Honoring fallen officers
The Illinois Peace Officers Memorial Service was held on May 6 in Springfield to honor men and women of law enforcement who died in 2019 and 2020.
This annual ceremony honors the brave men and women who have given their lives in the performance of their duty. On the west lawn of the Illinois State Capitol stands a monument to these dedicated public servants. Inscribed on the monument are the names of fallen heroes.
This year, names were read for 2021 honorees and 2020 honorees.
For 2021, 10 current names and three historic names of officers will be added to the monument. Current names: Officer Marco Di Franco, Sergeant Clifford Martin Sr., Officer Ronald Newman, and Field Training Officer Titus T. Moore, all of the Chicago Police Department; Correctional Officer Sheila Rivera, Deputy Sheriff Richard O’Brien, Correctional Officer Antoine Jones, Correctional Officer Jose Marquez, and Deputy Sheriff Richard Santiago Jr., all of the Cook County Sheriff’s Office; and Chief Terrence Allen Engle of the Hampton Police Department. Historic names: Assistant City Marshall Herbert Bronson of Charleston Police Department; City Marshall John Logan of Lewis Police Department; and Deputy Clarence Lanham of McLean County Sheriff’s Office.

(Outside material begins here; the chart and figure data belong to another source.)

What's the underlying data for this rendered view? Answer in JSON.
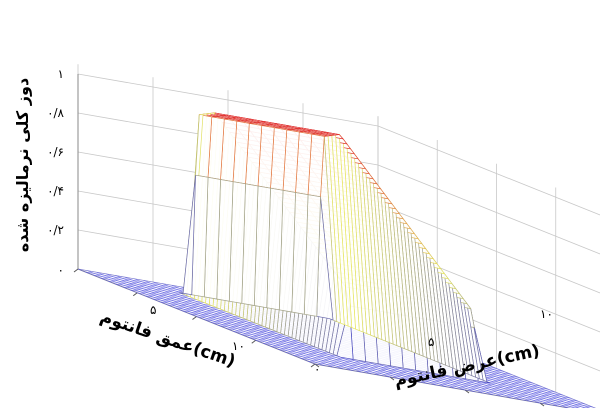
{
  "chart_data": {
    "type": "surface3d",
    "title": "",
    "zlabel": "دوز کلی نرمالیزه شده",
    "xlabel": "عرض فانتوم(cm)",
    "ylabel": "عمق فانتوم(cm)",
    "z_ticks": [
      "۰",
      "۰/۲",
      "۰/۴",
      "۰/۶",
      "۰/۸",
      "۱"
    ],
    "x_ticks": [
      "۵",
      "۱۰"
    ],
    "y_ticks": [
      "۰",
      "۵",
      "۱۰"
    ],
    "zlim": [
      0,
      1
    ],
    "grid": true,
    "colormap": [
      "#2f2fd0",
      "#e8e860",
      "#e03030"
    ],
    "surface": {
      "description_depth_profile": [
        {
          "depth": 0,
          "dose": 0
        },
        {
          "depth": 2,
          "dose": 0
        },
        {
          "depth": 2.2,
          "dose": 0.95
        },
        {
          "depth": 3.5,
          "dose": 1.0
        },
        {
          "depth": 13,
          "dose": 0.35
        },
        {
          "depth": 13.3,
          "dose": 0
        }
      ],
      "field_width_range": [
        3,
        8
      ]
    }
  }
}
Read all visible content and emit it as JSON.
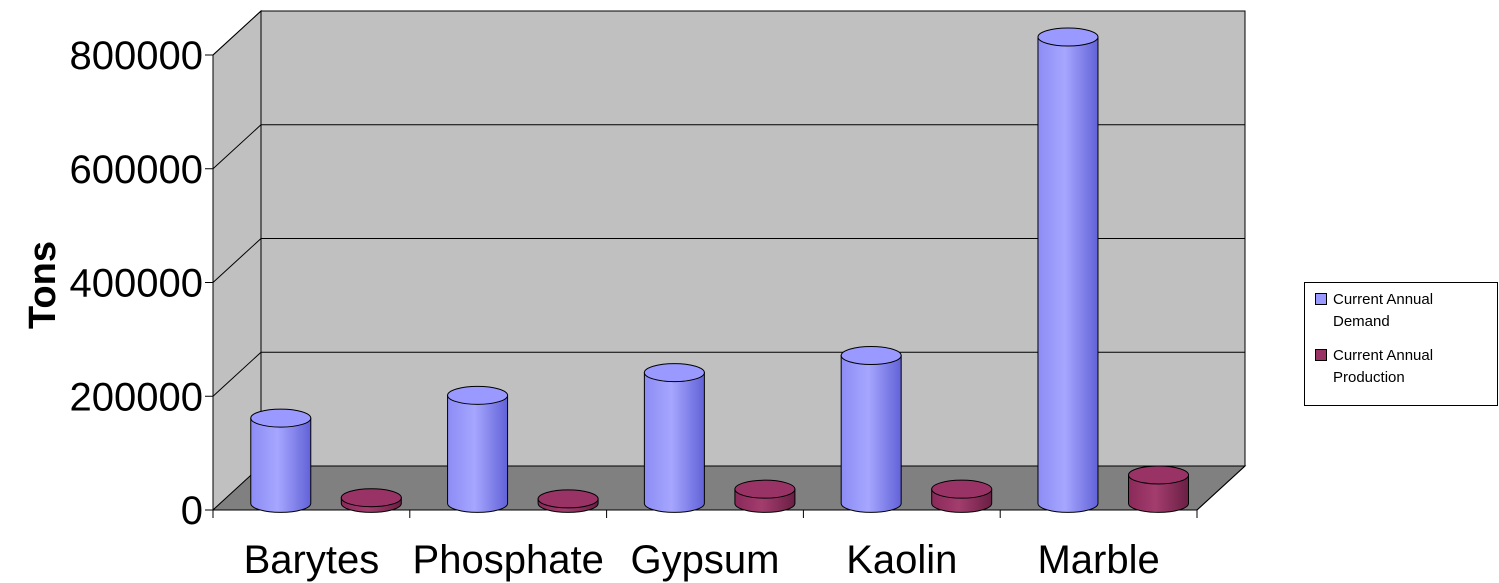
{
  "chart_data": {
    "type": "bar",
    "categories": [
      "Barytes",
      "Phosphate",
      "Gypsum",
      "Kaolin",
      "Marble"
    ],
    "series": [
      {
        "name": "Current Annual Demand",
        "values": [
          150000,
          190000,
          230000,
          260000,
          820000
        ]
      },
      {
        "name": "Current Annual Production",
        "values": [
          10000,
          8000,
          25000,
          25000,
          50000
        ]
      }
    ],
    "title": "",
    "xlabel": "",
    "ylabel": "Tons",
    "ylim": [
      0,
      800000
    ],
    "yticks": [
      "0",
      "200000",
      "400000",
      "600000",
      "800000"
    ],
    "grid": true,
    "legend_position": "right",
    "style": "3d-cylinder",
    "colors": {
      "demand": "#9999ff",
      "demand_dark": "#5a5ad0",
      "production": "#993366",
      "production_dark": "#5c1c3c",
      "wall": "#c0c0c0",
      "floor": "#808080"
    }
  },
  "legend": {
    "items": [
      {
        "label": "Current Annual Demand",
        "color": "#9999ff"
      },
      {
        "label": "Current Annual Production",
        "color": "#993366"
      }
    ]
  }
}
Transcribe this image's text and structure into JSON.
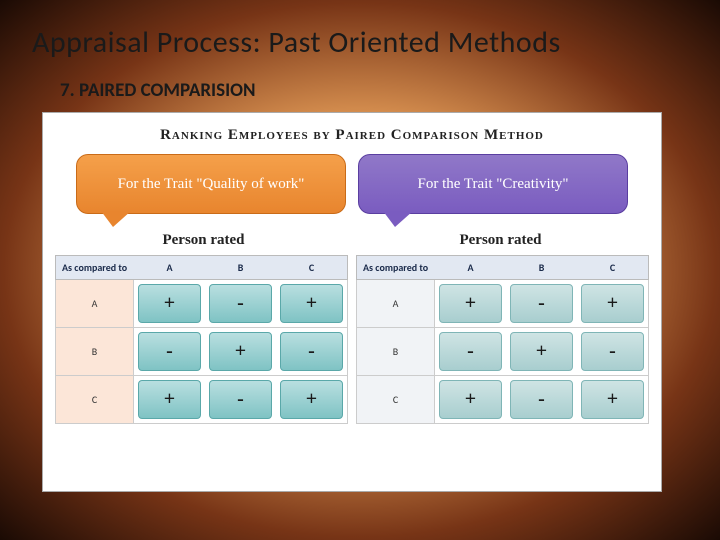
{
  "slide": {
    "title": "Appraisal Process: Past Oriented Methods",
    "subtitle": "7. PAIRED COMPARISION"
  },
  "figure": {
    "type": "infographic",
    "title": "Ranking Employees by Paired Comparison Method",
    "background_color": "#ffffff",
    "bubble_left": {
      "text": "For the Trait \"Quality of work\"",
      "color": "#e8852e"
    },
    "bubble_right": {
      "text": "For the Trait \"Creativity\"",
      "color": "#7a5cc0"
    },
    "rated_label": "Person rated",
    "header0": "As compared to",
    "columns": [
      "A",
      "B",
      "C"
    ],
    "row_labels": [
      "A",
      "B",
      "C"
    ],
    "left_table": {
      "cell_bg": "#7fc3c4",
      "row_bg": "#fce6d8",
      "rows": [
        [
          "+",
          "-",
          "+"
        ],
        [
          "-",
          "+",
          "-"
        ],
        [
          "+",
          "-",
          "+"
        ]
      ]
    },
    "right_table": {
      "cell_bg": "#a8cecf",
      "row_bg": "#f1f3f6",
      "rows": [
        [
          "+",
          "-",
          "+"
        ],
        [
          "-",
          "+",
          "-"
        ],
        [
          "+",
          "-",
          "+"
        ]
      ]
    }
  }
}
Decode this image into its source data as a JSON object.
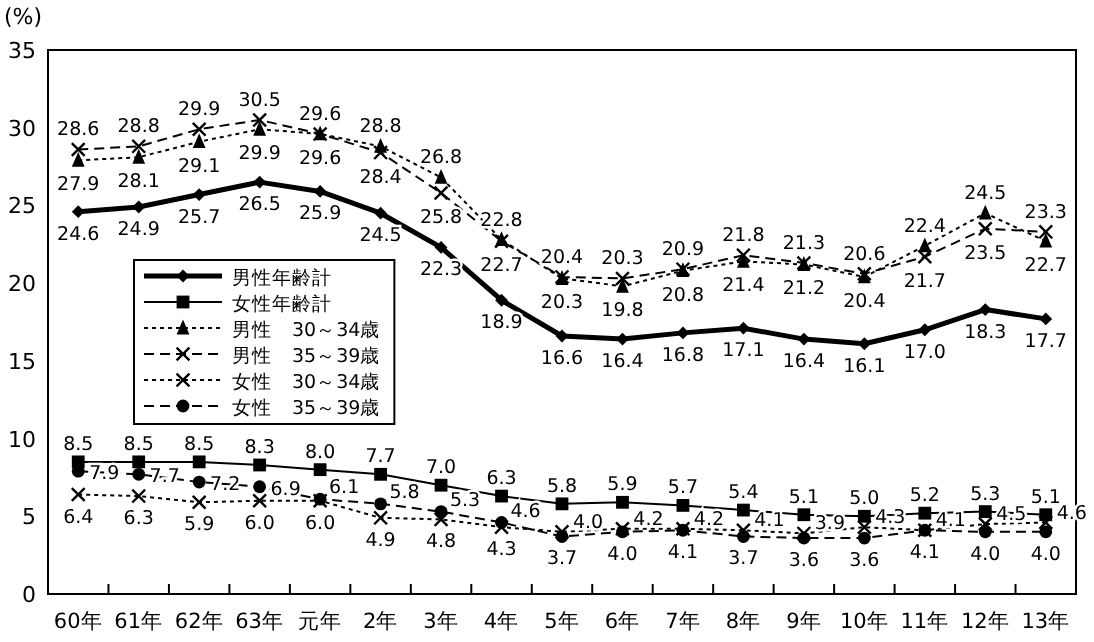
{
  "chart_data": {
    "type": "line",
    "ylabel": "(%)",
    "categories": [
      "60年",
      "61年",
      "62年",
      "63年",
      "元年",
      "2年",
      "3年",
      "4年",
      "5年",
      "6年",
      "7年",
      "8年",
      "9年",
      "10年",
      "11年",
      "12年",
      "13年"
    ],
    "ylim": [
      0,
      35
    ],
    "yticks": [
      0,
      5,
      10,
      15,
      20,
      25,
      30,
      35
    ],
    "grid": false,
    "legend": "left",
    "series": [
      {
        "name": "男性年齢計",
        "color": "#000000",
        "marker": "diamond",
        "line_style": "solid",
        "values": [
          24.6,
          24.9,
          25.7,
          26.5,
          25.9,
          24.5,
          22.3,
          18.9,
          16.6,
          16.4,
          16.8,
          17.1,
          16.4,
          16.1,
          17.0,
          18.3,
          17.7
        ],
        "value_labels": [
          "24.6",
          "24.9",
          "25.7",
          "26.5",
          "25.9",
          "24.5",
          "22.3",
          "18.9",
          "16.6",
          "16.4",
          "16.8",
          "17.1",
          "16.4",
          "16.1",
          "17.0",
          "18.3",
          "17.7"
        ]
      },
      {
        "name": "女性年齢計",
        "color": "#000000",
        "marker": "square",
        "line_style": "solid",
        "values": [
          8.5,
          8.5,
          8.5,
          8.3,
          8.0,
          7.7,
          7.0,
          6.3,
          5.8,
          5.9,
          5.7,
          5.4,
          5.1,
          5.0,
          5.2,
          5.3,
          5.1
        ],
        "value_labels": [
          "8.5",
          "8.5",
          "8.5",
          "8.3",
          "8.0",
          "7.7",
          "7.0",
          "6.3",
          "5.8",
          "5.9",
          "5.7",
          "5.4",
          "5.1",
          "5.0",
          "5.2",
          "5.3",
          "5.1"
        ]
      },
      {
        "name": "男性　30～34歳",
        "color": "#000000",
        "marker": "triangle",
        "line_style": "dotted",
        "values": [
          27.9,
          28.1,
          29.1,
          29.9,
          29.6,
          28.8,
          26.8,
          22.8,
          20.3,
          19.8,
          20.8,
          21.4,
          21.2,
          20.4,
          22.4,
          24.5,
          22.7
        ],
        "value_labels": [
          "27.9",
          "28.1",
          "29.1",
          "29.9",
          "29.6",
          "28.8",
          "26.8",
          "22.8",
          "20.3",
          "19.8",
          "20.8",
          "21.4",
          "21.2",
          "20.4",
          "22.4",
          "24.5",
          "22.7"
        ]
      },
      {
        "name": "男性　35～39歳",
        "color": "#000000",
        "marker": "cross",
        "line_style": "dashed",
        "values": [
          28.6,
          28.8,
          29.9,
          30.5,
          29.6,
          28.4,
          25.8,
          22.7,
          20.4,
          20.3,
          20.9,
          21.8,
          21.3,
          20.6,
          21.7,
          23.5,
          23.3
        ],
        "value_labels": [
          "28.6",
          "28.8",
          "29.9",
          "30.5",
          "29.6",
          "28.4",
          "25.8",
          "22.7",
          "20.4",
          "20.3",
          "20.9",
          "21.8",
          "21.3",
          "20.6",
          "21.7",
          "23.5",
          "23.3"
        ]
      },
      {
        "name": "女性　30～34歳",
        "color": "#000000",
        "marker": "cross",
        "line_style": "dotted",
        "values": [
          6.4,
          6.3,
          5.9,
          6.0,
          6.0,
          4.9,
          4.8,
          4.3,
          4.0,
          4.2,
          4.2,
          4.1,
          3.9,
          4.3,
          4.1,
          4.5,
          4.6
        ],
        "value_labels": [
          "6.4",
          "6.3",
          "5.9",
          "6.0",
          "6.0",
          "4.9",
          "4.8",
          "4.3",
          "4.0",
          "4.2",
          "4.2",
          "4.1",
          "3.9",
          "4.3",
          "4.1",
          "4.5",
          "4.6"
        ]
      },
      {
        "name": "女性　35～39歳",
        "color": "#000000",
        "marker": "circle",
        "line_style": "dashed",
        "values": [
          7.9,
          7.7,
          7.2,
          6.9,
          6.1,
          5.8,
          5.3,
          4.6,
          3.7,
          4.0,
          4.1,
          3.7,
          3.6,
          3.6,
          4.1,
          4.0,
          4.0
        ],
        "value_labels": [
          "7.9",
          "7.7",
          "7.2",
          "6.9",
          "6.1",
          "5.8",
          "5.3",
          "4.6",
          "3.7",
          "4.0",
          "4.1",
          "3.7",
          "3.6",
          "3.6",
          "4.1",
          "4.0",
          "4.0"
        ]
      }
    ]
  }
}
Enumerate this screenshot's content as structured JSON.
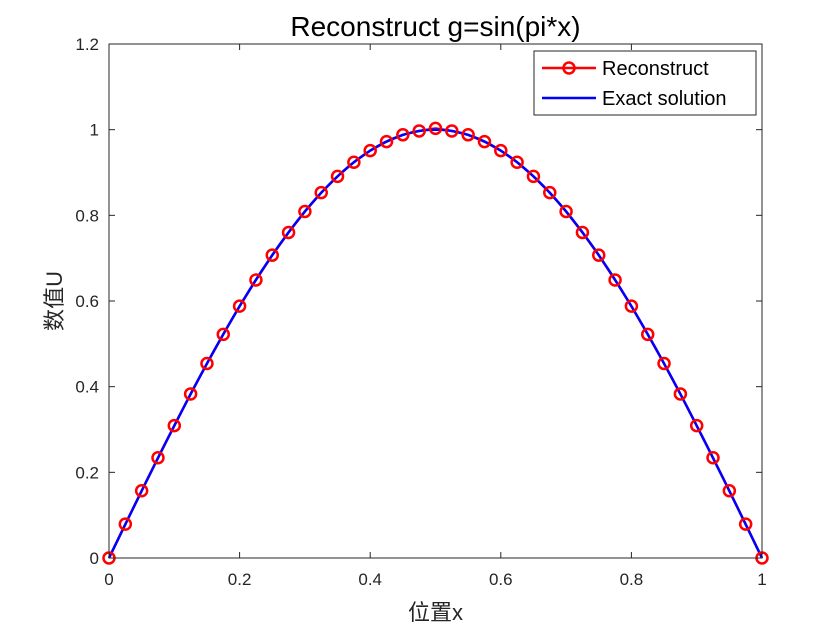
{
  "chart_data": {
    "type": "line",
    "title": "Reconstruct g=sin(pi*x)",
    "xlabel": "位置x",
    "ylabel": "数值U",
    "xlim": [
      0,
      1
    ],
    "ylim": [
      0,
      1.2
    ],
    "xticks": [
      0,
      0.2,
      0.4,
      0.6,
      0.8,
      1
    ],
    "xtick_labels": [
      "0",
      "0.2",
      "0.4",
      "0.6",
      "0.8",
      "1"
    ],
    "yticks": [
      0,
      0.2,
      0.4,
      0.6,
      0.8,
      1,
      1.2
    ],
    "ytick_labels": [
      "0",
      "0.2",
      "0.4",
      "0.6",
      "0.8",
      "1",
      "1.2"
    ],
    "grid": false,
    "legend_position": "top-right",
    "series": [
      {
        "name": "Reconstruct",
        "color": "#ff0000",
        "style": "line-with-circle-markers",
        "x": [
          0,
          0.025,
          0.05,
          0.075,
          0.1,
          0.125,
          0.15,
          0.175,
          0.2,
          0.225,
          0.25,
          0.275,
          0.3,
          0.325,
          0.35,
          0.375,
          0.4,
          0.425,
          0.45,
          0.475,
          0.5,
          0.525,
          0.55,
          0.575,
          0.6,
          0.625,
          0.65,
          0.675,
          0.7,
          0.725,
          0.75,
          0.775,
          0.8,
          0.825,
          0.85,
          0.875,
          0.9,
          0.925,
          0.95,
          0.975,
          1
        ],
        "y": [
          0,
          0.079,
          0.157,
          0.234,
          0.309,
          0.383,
          0.454,
          0.522,
          0.588,
          0.649,
          0.707,
          0.76,
          0.809,
          0.853,
          0.891,
          0.924,
          0.951,
          0.972,
          0.988,
          0.997,
          1.003,
          0.997,
          0.988,
          0.972,
          0.951,
          0.924,
          0.891,
          0.853,
          0.809,
          0.76,
          0.707,
          0.649,
          0.588,
          0.522,
          0.454,
          0.383,
          0.309,
          0.234,
          0.157,
          0.079,
          0
        ]
      },
      {
        "name": "Exact solution",
        "color": "#0000ff",
        "style": "line",
        "function": "sin(pi*x)",
        "x": [
          0,
          0.025,
          0.05,
          0.075,
          0.1,
          0.125,
          0.15,
          0.175,
          0.2,
          0.225,
          0.25,
          0.275,
          0.3,
          0.325,
          0.35,
          0.375,
          0.4,
          0.425,
          0.45,
          0.475,
          0.5,
          0.525,
          0.55,
          0.575,
          0.6,
          0.625,
          0.65,
          0.675,
          0.7,
          0.725,
          0.75,
          0.775,
          0.8,
          0.825,
          0.85,
          0.875,
          0.9,
          0.925,
          0.95,
          0.975,
          1
        ],
        "y": [
          0,
          0.078,
          0.156,
          0.233,
          0.309,
          0.383,
          0.454,
          0.522,
          0.588,
          0.649,
          0.707,
          0.76,
          0.809,
          0.853,
          0.891,
          0.924,
          0.951,
          0.972,
          0.988,
          0.997,
          1.0,
          0.997,
          0.988,
          0.972,
          0.951,
          0.924,
          0.891,
          0.853,
          0.809,
          0.76,
          0.707,
          0.649,
          0.588,
          0.522,
          0.454,
          0.383,
          0.309,
          0.233,
          0.156,
          0.078,
          0
        ]
      }
    ]
  }
}
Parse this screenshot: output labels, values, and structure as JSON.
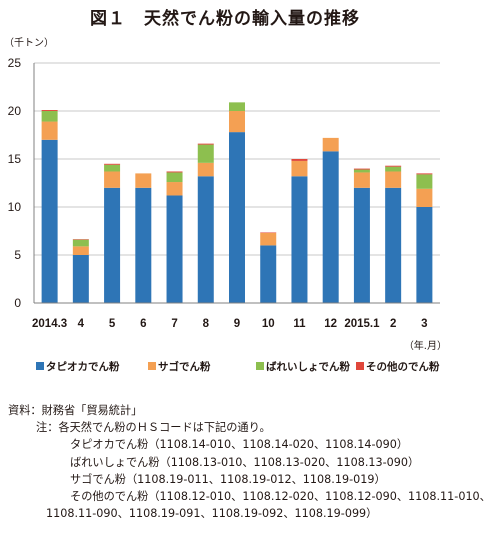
{
  "figure_title": "図１　天然でん粉の輸入量の推移",
  "figure_number": "図１",
  "figure_name": "天然でん粉の輸入量の推移",
  "colors": {
    "tapioca": "#2E75B6",
    "sago": "#F4A053",
    "potato": "#8DBF4F",
    "other": "#E0473B",
    "grid": "#C9C9C9",
    "axis": "#808080"
  },
  "chart_data": {
    "type": "bar",
    "stacked": true,
    "title": "",
    "ylabel": "（千トン）",
    "xlabel": "（年.月）",
    "ylim": [
      0,
      25
    ],
    "yticks": [
      0,
      5,
      10,
      15,
      20,
      25
    ],
    "grid": true,
    "legend_position": "bottom",
    "categories": [
      "2014.3",
      "4",
      "5",
      "6",
      "7",
      "8",
      "9",
      "10",
      "11",
      "12",
      "2015.1",
      "2",
      "3"
    ],
    "series": [
      {
        "name": "タピオカでん粉",
        "values": [
          17.0,
          5.0,
          12.0,
          12.0,
          11.2,
          13.2,
          17.8,
          6.0,
          13.2,
          15.8,
          12.0,
          12.0,
          10.0
        ]
      },
      {
        "name": "サゴでん粉",
        "values": [
          1.9,
          0.9,
          1.7,
          1.5,
          1.4,
          1.4,
          2.2,
          1.3,
          1.6,
          1.4,
          1.6,
          1.7,
          1.9
        ]
      },
      {
        "name": "ばれいしょでん粉",
        "values": [
          1.1,
          0.7,
          0.7,
          0.0,
          1.0,
          1.9,
          0.9,
          0.0,
          0.0,
          0.0,
          0.3,
          0.5,
          1.5
        ]
      },
      {
        "name": "その他のでん粉",
        "values": [
          0.1,
          0.05,
          0.1,
          0.0,
          0.1,
          0.1,
          0.0,
          0.05,
          0.2,
          0.0,
          0.1,
          0.1,
          0.1
        ]
      }
    ]
  },
  "notes": {
    "source": "資料：財務省「貿易統計」",
    "note_head": "注：各天然でん粉のＨＳコードは下記の通り。",
    "tapioca_codes": "タピオカでん粉（1108.14-010、1108.14-020、1108.14-090）",
    "potato_codes": "ばれいしょでん粉（1108.13-010、1108.13-020、1108.13-090）",
    "sago_codes": "サゴでん粉（1108.19-011、1108.19-012、1108.19-019）",
    "other_codes_1": "その他のでん粉（1108.12-010、1108.12-020、1108.12-090、1108.11-010、",
    "other_codes_2": "1108.11-090、1108.19-091、1108.19-092、1108.19-099）"
  }
}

For 2020, six current names and three historic names of officers will be added to the monument. Current names: Trooper First Class Christopher Lambert, Trooper First Class Brooke Jones-Story, Trooper First Class Gerald Ellis, and Trooper First Class Nicholas Hopkins, all of Illinois State Police; Deputy Sheriff Jacob Keltner of McHenry County Sheriff’s Office; and Deputy Sheriff Troy Chisum of Fulton County Sheriff’s Office. Historic names: Officer Joseph Hood of Savana Police Department; Officer Bert Plattenberger of Savanna Police Department; and Officer Owen Masterton of Glenview Police Department.